Sie sah zu Elizabeth hinüber. »Sie sagen, sie hätt den Teufel im Leib, und der hätt sie fest im Griff.« Sie lachte bitter. »Teufel oder nicht, dem Henker ist das gleich.«

Ich wandte mich an Joseph. »Ich glaube nicht, dass ich noch viel tun kann. Komm, lass uns gehen.« Ich führte ihn sanft zur Tür und klopfte. Sogleich ging sie auf: Der Kerkermeister musste davor gestanden und uns belauscht haben.
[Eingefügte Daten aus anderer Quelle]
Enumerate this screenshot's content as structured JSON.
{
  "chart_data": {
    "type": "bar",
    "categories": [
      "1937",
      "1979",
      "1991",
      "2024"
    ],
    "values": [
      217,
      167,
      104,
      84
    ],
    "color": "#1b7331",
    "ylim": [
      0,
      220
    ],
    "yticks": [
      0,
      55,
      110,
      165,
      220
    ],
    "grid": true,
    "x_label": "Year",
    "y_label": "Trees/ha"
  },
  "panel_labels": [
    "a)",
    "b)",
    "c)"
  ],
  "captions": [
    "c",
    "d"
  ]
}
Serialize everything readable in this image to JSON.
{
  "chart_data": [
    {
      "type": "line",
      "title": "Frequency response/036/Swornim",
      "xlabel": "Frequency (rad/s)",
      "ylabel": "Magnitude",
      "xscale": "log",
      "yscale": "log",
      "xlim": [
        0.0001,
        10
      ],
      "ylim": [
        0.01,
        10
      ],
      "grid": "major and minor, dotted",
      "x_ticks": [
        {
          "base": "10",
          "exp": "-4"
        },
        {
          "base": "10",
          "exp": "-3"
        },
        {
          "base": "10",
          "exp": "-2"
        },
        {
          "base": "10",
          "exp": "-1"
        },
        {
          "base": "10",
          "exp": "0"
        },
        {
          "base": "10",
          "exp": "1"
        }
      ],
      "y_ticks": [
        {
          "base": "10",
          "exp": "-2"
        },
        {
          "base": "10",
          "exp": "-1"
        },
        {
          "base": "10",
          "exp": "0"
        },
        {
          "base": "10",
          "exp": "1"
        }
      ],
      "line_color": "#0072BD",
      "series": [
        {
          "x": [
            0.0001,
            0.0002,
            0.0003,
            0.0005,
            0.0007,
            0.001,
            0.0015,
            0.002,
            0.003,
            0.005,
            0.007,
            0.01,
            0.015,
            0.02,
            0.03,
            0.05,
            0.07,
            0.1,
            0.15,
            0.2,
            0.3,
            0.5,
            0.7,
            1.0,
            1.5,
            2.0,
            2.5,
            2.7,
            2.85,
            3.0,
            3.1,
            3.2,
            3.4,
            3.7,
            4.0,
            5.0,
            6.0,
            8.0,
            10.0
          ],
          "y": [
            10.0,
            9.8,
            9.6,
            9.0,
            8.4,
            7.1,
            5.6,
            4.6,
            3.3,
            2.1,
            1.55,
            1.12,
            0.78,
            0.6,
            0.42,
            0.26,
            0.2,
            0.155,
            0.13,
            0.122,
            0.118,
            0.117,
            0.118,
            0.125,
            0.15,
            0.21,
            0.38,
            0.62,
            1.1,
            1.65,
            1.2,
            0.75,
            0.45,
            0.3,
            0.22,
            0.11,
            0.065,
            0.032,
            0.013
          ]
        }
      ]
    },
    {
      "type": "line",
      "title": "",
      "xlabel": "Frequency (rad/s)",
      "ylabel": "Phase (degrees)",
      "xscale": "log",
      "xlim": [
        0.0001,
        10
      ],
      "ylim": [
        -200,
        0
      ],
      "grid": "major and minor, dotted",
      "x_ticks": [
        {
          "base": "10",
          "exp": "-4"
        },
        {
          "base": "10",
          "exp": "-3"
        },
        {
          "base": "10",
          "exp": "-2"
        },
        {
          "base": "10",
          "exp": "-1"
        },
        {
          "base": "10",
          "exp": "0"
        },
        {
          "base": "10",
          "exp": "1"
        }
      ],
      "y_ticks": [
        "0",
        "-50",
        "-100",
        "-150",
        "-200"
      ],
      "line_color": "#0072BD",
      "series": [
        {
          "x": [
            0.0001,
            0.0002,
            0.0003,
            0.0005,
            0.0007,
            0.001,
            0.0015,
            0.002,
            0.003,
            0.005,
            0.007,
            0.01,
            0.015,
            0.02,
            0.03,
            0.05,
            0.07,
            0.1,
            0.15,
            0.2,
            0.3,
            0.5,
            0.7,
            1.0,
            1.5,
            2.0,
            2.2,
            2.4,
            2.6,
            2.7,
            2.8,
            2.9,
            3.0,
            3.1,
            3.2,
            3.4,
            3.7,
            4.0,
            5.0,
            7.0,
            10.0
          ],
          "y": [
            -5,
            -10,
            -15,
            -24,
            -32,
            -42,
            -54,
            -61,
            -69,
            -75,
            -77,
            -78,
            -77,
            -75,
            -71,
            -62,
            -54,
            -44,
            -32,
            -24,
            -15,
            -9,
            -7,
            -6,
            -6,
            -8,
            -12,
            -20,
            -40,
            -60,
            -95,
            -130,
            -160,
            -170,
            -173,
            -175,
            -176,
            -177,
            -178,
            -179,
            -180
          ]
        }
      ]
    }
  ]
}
Ich blickte zurück; Elizabeth lag immer noch ganz still da, ohne ein Zucken.

»Die alte Schönheit hat Recht«, sagte der Schließer, als er die Tür hinter uns zuschloss. »Das Mädel hat den Teufel im Leib.«

»Dann gebt gut Acht, wenn die Leute sie beglotzen«, fuhr ich ihn an. »Sie könnte sich in eine Krähe verwandeln und ihnen ins Gesicht fahren.« Ich führte Joseph fort. Eine Minute später waren wir wieder draußen, blinzelten in die helle Sonne. Wir kehrten in die Schenke zurück, und ich bestellte ihm ein Bier.

»Wie oft hast du sie besucht, seit sie eingesperrt ist?«, fragte ich.

»Heute war’s das vierte Mal. Und immer sitzt sie stocksteif da.«

»Tja, ich dringe nicht zu ihr durch. Überhaupt nicht. Dergleichen ist mir noch nicht untergekommen, ich geb’s zu.«

»Ihr habt Euer Bestes getan, Sir«, sagte er enttäuscht.